If you’ve ever taken a look at the enormous pile of streaming services out there and wondered how you’d ever manage to watch all of that, you are not alone. So perhaps instead you’ve decided to tackle the biggest pile first. A good plan, but even here, where do you begin? It turns out that you’re not going to start with Netflix. Or Hulu. Or even Disney+. No, you’re going to be starting with a very unlikely candidate: Tubi.

Data from JustWatch reveals that Tubi is the leader when it comes to total number of streaming titles. By a staggeringly wide margin, too; the study found Tubi boasts over 29,400 titles to its credit. (We should note Tubi itself claims over 35,000 titles.) The next-closest competitor is again not one of the major for-pay services. It’s Roku Channel, coming in with nearly 10,300 titles. (Roku themselves report over 80,000 titles, so we’re unclear about the discrepancy - it could be the difference between counting “titles” and “episodes.”)

Amazon Prime Video places third with 7,972 titles. Pluto TV comes in fourth with 7,749 titles, followed by Netflix at 5,726. Disney+ actually ranks 11th in overall scope of titles available, coming in at the bottom of the study’s list behind Paramount+, HBO Max, Hulu, Discovery+, and even Peacock. Disney+ has just over 1,343 titles to its credit.

Some of the reasoning here shouldn’t come as much of a surprise. The major networks are actually owners of each of these services. Tubi, for example, is a FOX property. Likewise, Hulu and Disney+ are Disney creations. Pluto TV and Paramount+ are both connected to CBS. Peacock is an NBC matter.

Not long ago, we saw how CBS moved a substantial quantity of older series to Pluto TV. That gave Pluto TV a substantial shot in the arm as far as total numbers of titles goes.

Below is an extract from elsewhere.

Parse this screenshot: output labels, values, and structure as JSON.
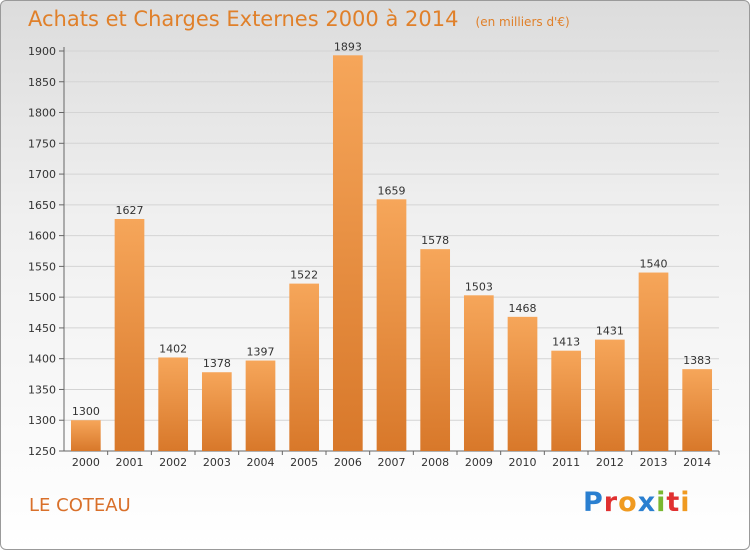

Meanwhile, some platforms turn to licensing and other measures to improve their rosters. Tubi, for example, not only has a good amount of FOX content, but also has some VH1 and A&E content. You’ll find both “Flavor of Love” and “Intervention,” for example. You will also find a cesspool of zero-budget action movies and soft core adult fare with much (but not all) of its nudity removed.

Netflix built its empire on the back of licensed content. But with studios starting to pull those licenses to move the content to their own platforms, Netflix is spending big on original titles to fight back. That’s a move that’s done very well for Netflix; just look at “Squid Game,” the series is expected to generate $900 million despite costing just $21.4 million to make.

Netflix’s ambitions to be the greatest studio in town are well-known by now, and this is part of why. It’s running badly behind in terms of total titles available, so it’s charging a premium for exclusivity. 83 percent of Netflix’s library is only available on Netflix. That’s valuable, but also tough to maintain. Unless Netflix continues with the hits, subscribers may churn elsewhere.

For now, viewers who find their premium libraries stale can go hunting for something new. And with Tubi, Pluto TV, and the Roku Channel all free, those are easy supplements to choose.